I am not a fan of former Mayor Rudolph W. Giuliani's politics, but, without question, he is a leader. Mayor Giuliani took charge. He had excellent police and fire officials as well as other emergency professionals who understood his commands.

In Mississippi, Governor Haley Barbour is working with the bi-partisan Congressional delegation. Senator Trent Lott lost the home his family has owned for 150 years. Yet he didn't complain and blame others for his family's loss. He immediately tried to help his Mississippi constituents. Compare the recovery effort in Mississippi to that in Louisiana, where Governor Kathleen Babineaux Blanco is at war with Mayor Ray Nagin of New Orleans. New Orleans Police Superintendent Eddie Compass is at war with a variety of people. The Congressional delegation, rather than figuring out how to help, has been a disgrace. Senator Mary Landrieu (D) complained loudly and appeared to be even angrier than Governor Blanco. I am sorry to say that freshman Senator David Vitter (R) wasn't much better. Only freshman Congressman Bobby Jindal (R), who narrowly lost the gubernatorial race to Blanco, has been brilliant and has been tireless in helping his constituents in New Orleans.

Finally, the Heritage Foundation released two papers on Hurricane Katrina. The papers are worthy of consideration. The better of the two recommends actions we should take as we begin to help the victims of Katrina and rebuild their neighborhoods. Every politician involved in the Hurricane Relief must read this paper. It is principled. It is creative. It is visionary.

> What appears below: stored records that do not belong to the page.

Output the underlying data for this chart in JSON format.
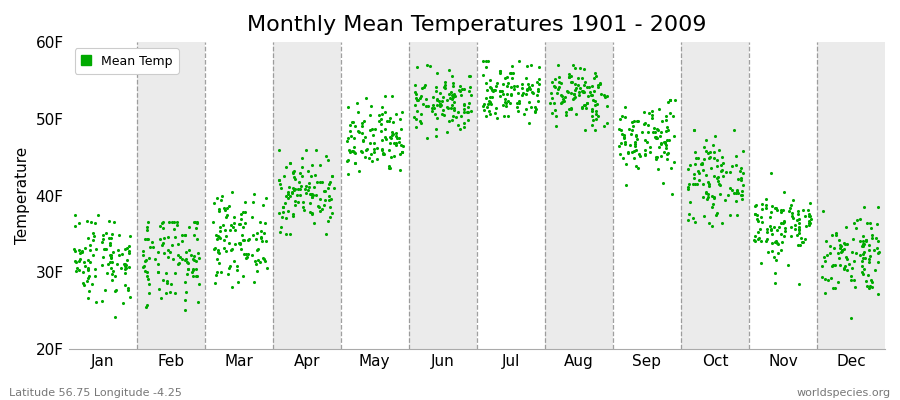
{
  "title": "Monthly Mean Temperatures 1901 - 2009",
  "ylabel": "Temperature",
  "ylim": [
    20,
    60
  ],
  "yticks": [
    20,
    30,
    40,
    50,
    60
  ],
  "ytick_labels": [
    "20F",
    "30F",
    "40F",
    "50F",
    "60F"
  ],
  "months": [
    "Jan",
    "Feb",
    "Mar",
    "Apr",
    "May",
    "Jun",
    "Jul",
    "Aug",
    "Sep",
    "Oct",
    "Nov",
    "Dec"
  ],
  "dot_color": "#00aa00",
  "background_light": "#ffffff",
  "background_dark": "#ebebeb",
  "legend_label": "Mean Temp",
  "footer_left": "Latitude 56.75 Longitude -4.25",
  "footer_right": "worldspecies.org",
  "monthly_means": [
    32.0,
    31.5,
    34.5,
    40.5,
    47.0,
    52.0,
    53.5,
    53.0,
    47.5,
    42.0,
    36.0,
    32.5
  ],
  "monthly_stds": [
    3.0,
    3.2,
    2.8,
    2.5,
    2.5,
    2.0,
    2.0,
    2.0,
    2.5,
    2.5,
    2.5,
    2.8
  ],
  "monthly_mins": [
    21.0,
    20.5,
    27.0,
    35.0,
    41.0,
    47.0,
    49.0,
    48.5,
    40.0,
    36.0,
    28.0,
    24.0
  ],
  "monthly_maxs": [
    37.5,
    36.5,
    40.5,
    46.0,
    53.0,
    57.0,
    57.5,
    57.0,
    52.5,
    48.5,
    43.0,
    38.5
  ],
  "n_years": 109,
  "seed": 42,
  "dot_size": 5,
  "title_fontsize": 16,
  "axis_fontsize": 11,
  "tick_fontsize": 11
}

The other paper, by Ron Utt, a libertarian economist, suggests that the pork in the transportation bill should be repealed and should be reapplied to help rebuild the Gulf Coast. Fine. But my hero, the conservative leader from Oklahoma, Senator Jim Inhofe (R), who chaired the Senate negotiations during the House/Senate Conference on the transportation reauthorization bill (TEA-LU), has issued a detailed analysis. He said that TEA-LU contains only $8 billion that could be defined as pork. By all means apply that $8 billion to rebuilding the Gulf Coast. But have you ever tried to repeal something in this town? Good luck. I've said my piece. I hope it was helpful.

Paul M. Weyrich is Chairman and CEO of the Free Congress Foundation.